ABD Başkanı Trump’ın NATO Zirvesi’ne giderken müttefiklerine karşı yaptığı sert çıkışlar, geçen ay Ottawa’daki G-7 Zirvesi’nde sergilediği ters davranışları anımsattı.
Trump Ottawa’da G-7 ortaklarına ticari konularda fena halde yüklendi, ev sahibi Kanada Başbakanı Trudeau’ya hakaretler yağdırdı. Brüksel’de de benzer bir tavır gösterdi, NATO müttefiklerini savunma harcamalarını yeterince paylaşmamakla suçladı, Alman Şansölyesi Merkel’i hedef alarak Almanya’nın Rusya’nın tutsağı haline geldiğini ileri sürdü...
Trump G-7’ye ne kadar bozuk çaldığını göstermek için, ortak bildiriyi imzalamadan Ottawa’dan ayrılıp Kuzey Kore lideri Kim Jong-un ile buluşmak üzere Singapur’a uçtu.
Alışılmamış üslup ve davranışlarıyla ün salan Trump’ın bu kez Rusya lideri Putin ile Helsinki’de yapacağı görüşme öncesinde, NATO’ya karşı da benzer şekilde meydan okumasından ve NATO Zirvesi’ni bir fiyaskoya sürüklemesinden korkuluyordu.
Neyse ki öyle olmadı, Zirve’de sonunda bir uzlaşma sağlandı...
Dağılır mı?
NATO üyesi 29 ülkenin liderlerinin 69 yaşındaki örgütün Brüksel’deki yeni ihtişamlı binasında gerçekleştirdiği bu Zirve, herhalde kafasını hep paraya takmış olan Trump’ın agresif konuşmalarıyla anımsanacaktır.
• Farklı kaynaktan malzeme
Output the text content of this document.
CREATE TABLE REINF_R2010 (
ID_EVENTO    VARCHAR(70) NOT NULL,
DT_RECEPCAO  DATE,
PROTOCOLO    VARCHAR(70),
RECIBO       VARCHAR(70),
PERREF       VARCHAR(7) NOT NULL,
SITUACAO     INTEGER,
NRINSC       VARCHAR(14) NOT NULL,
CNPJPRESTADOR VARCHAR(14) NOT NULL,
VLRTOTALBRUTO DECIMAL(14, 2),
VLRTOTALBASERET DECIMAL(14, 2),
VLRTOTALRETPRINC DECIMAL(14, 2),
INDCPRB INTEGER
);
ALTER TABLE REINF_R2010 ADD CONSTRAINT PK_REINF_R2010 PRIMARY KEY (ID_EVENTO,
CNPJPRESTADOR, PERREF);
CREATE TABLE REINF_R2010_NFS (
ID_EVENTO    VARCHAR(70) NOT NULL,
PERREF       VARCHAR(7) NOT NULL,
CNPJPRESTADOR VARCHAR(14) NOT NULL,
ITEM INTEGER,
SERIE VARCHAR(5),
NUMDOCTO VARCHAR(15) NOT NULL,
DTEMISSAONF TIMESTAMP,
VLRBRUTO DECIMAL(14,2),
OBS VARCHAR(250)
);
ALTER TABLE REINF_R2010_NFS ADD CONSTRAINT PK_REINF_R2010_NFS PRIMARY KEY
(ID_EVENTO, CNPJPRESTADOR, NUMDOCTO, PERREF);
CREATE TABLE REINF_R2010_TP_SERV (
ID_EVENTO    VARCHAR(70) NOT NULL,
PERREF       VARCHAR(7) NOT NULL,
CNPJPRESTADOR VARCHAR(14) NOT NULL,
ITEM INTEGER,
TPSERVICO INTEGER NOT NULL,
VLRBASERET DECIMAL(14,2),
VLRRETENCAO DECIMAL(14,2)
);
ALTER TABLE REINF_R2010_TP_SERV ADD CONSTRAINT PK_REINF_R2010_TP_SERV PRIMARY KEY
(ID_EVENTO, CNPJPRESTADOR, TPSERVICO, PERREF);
Bu manzara, NATO’nun günün realitelerine uygun stratejik düzenlemelere gitmesi gereken bir zamanda, örgütün geleceği konusunda ciddi kaygılar yaratmıştır. NATO bu durumda misyonunu ve rolünü sürdürebilecek mi? Birçok temel meselede ortaya çıkan anlaşmazlıklar NATO’nun dağılmasına yol açabilir mi?
İttifak içinde belirli konularda tam bir uyum bulunmamakla beraber, üyelerin NATO’nun var olma nedeni ve ihtiyacı konusundaki tavırlarında bir değişiklik yoktur. Trump’ın da diğer bazı uluslararası örgütlerden çekildiği gibi NATO’dan çıkması da beklenmiyor.
Dolayısıyla, NATO varlığını sürdürecektir. Önemli olan, ittifak içinde uyum ve dayanışmanın devam etmesi ve örgütün terörden siber saldırılara kadar yeni tehditler karşısında kendisini yeniden yapılandırmasıdır.
Türkiye’nin yeri
Türkiye açısından bu NATO Zirvesi’nin önemi, yeni Başkan olarak R. T. Erdoğan’ın yeni kadrosuyla katıldığı ilk uluslararası toplantı olması ve sonuç bildirgesinde Türkiye’nin karşılaştığı terör ve balistik füze tehditlerine yer verilmesidir. Bu konuda bildirideki ifadeler, Erdoğan’ın kapalı toplantıda söylediklerinin de dikkate alındığını ve desteklendiğini gösteriyor.
Diğer ilginç bir nokta, Türkiye’nin Rusya’dan S-400 hava savunma sistemleri almasının tartışma konusu yapılmamasıdır. Aynı şekilde Ankara’nın enerjide, “Türk Akımı” gibi projelerde Rusya ile iş birliği kurması, Trump’ın Merkel’e enerji alanındaki iş birliğini sert şekilde eleştirmesinin aksine, söz konusu dahi olmamıştır.
Bu da Türkiye’nin durumunun ve hassasiyetinin dikkate alındığını gösteriyor.